I know that to find it I must solve the following integral: $F_X(x) = \int_{-\infty}^x f(t)dt = \int_{-1}^x\frac{2|t|dt}{5}$. However, I know that if $x > 0$ then the integral will change completely, and I can't quite understand what I should do at this point.
My thought was to try and split the CDF approprietly:
$\bullet$ If $-1< x < 0$ then: $\int_{-1}^x\frac{-2t}{5}dt = \frac{-2}{5}\begin{bmatrix}\frac{t^2}{2}\end{bmatrix}^x_{-1} = \frac{-1}{5}(x^2-1)$
$\bullet$ If $0 < x < 2$ then $\int_{-1}^0\frac{-2t}{5}dt + \int_{0}^x\frac{2t}{5}dt = \frac{1}{5} + \frac{1}{5}x^2$.
Would something like that be correct?

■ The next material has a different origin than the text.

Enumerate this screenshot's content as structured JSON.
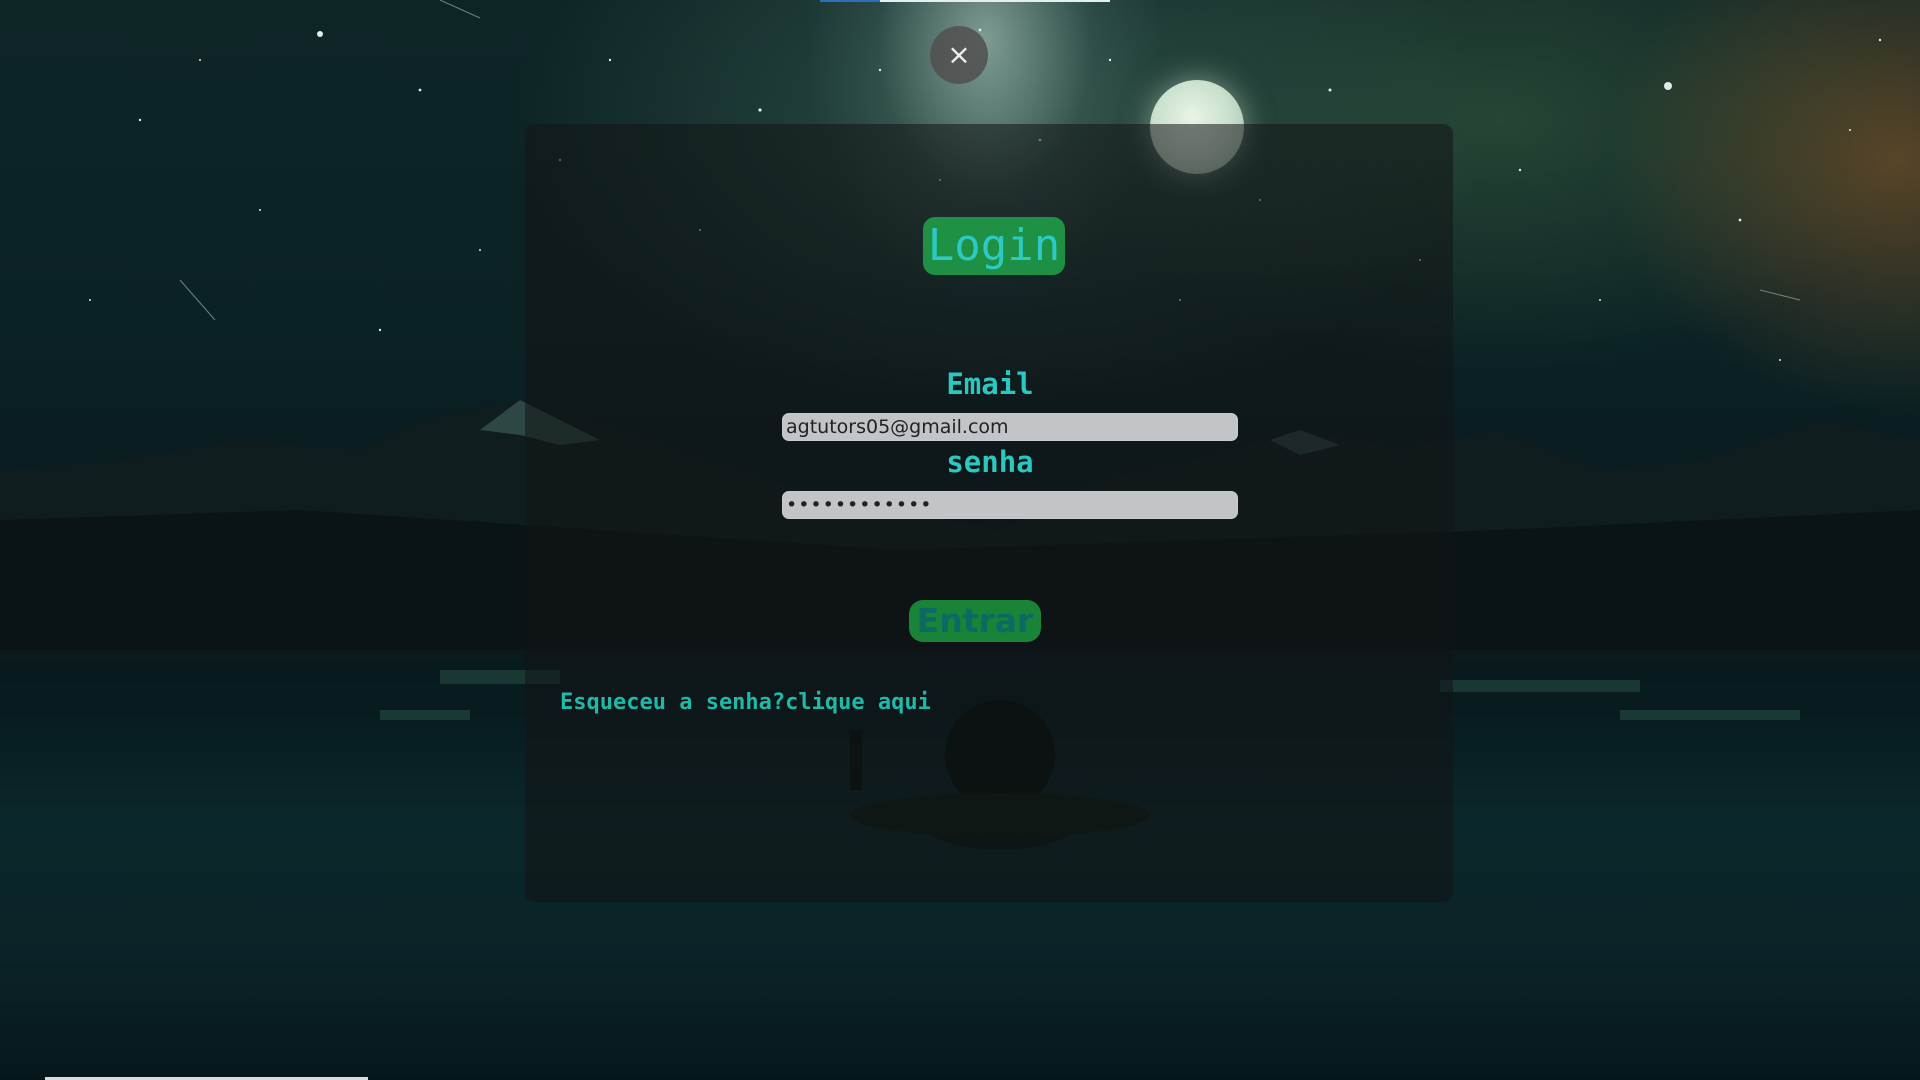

I have not seen this before so I wouldn't know for sure, but It seems like this is going somewhere right, as the condition $\frac{dF_X(x)}{dx} = f_X(x)$ holds.
Also, let's suppose we have a random variable $Y, Y = X^2$, and I want to find its CDF, then I would say: $F_Y(y) = \mathbb{P}(Y\leq y) = \mathbb{P}(X^2 \leq y) = \mathbb{P}(-\sqrt y \leq X \leq \sqrt y) = F_X(\sqrt y) - F_X(-\sqrt y)$. Then I thought of saying that $ \sqrt y \geq 0$ and $- \sqrt y \leq 0$ and then choose the appropriate piece of the function, for example: as $ \sqrt y \geq 0, F_X( \sqrt y ) = \frac{1}{5} + \frac{1}{5}|y|$ and the other way for $ -\sqrt y $. Am I going the right way here? Thanks =)
Solution 1:
Yes your work is correct and for $Y = X^2$, $Y$ is always positive.
So, For $0 \lt y \lt 1$,
$ \displaystyle F_Y(y) = P(- \sqrt y \lt X \lt \sqrt y) =\frac{1 + y}{5} - \frac{1-y}{5} = \frac {2y}{5}$
For $1 \leq y \lt 4$,
$ \displaystyle F_Y(y) = P(X \lt \sqrt y) = \frac{1+y}{5}$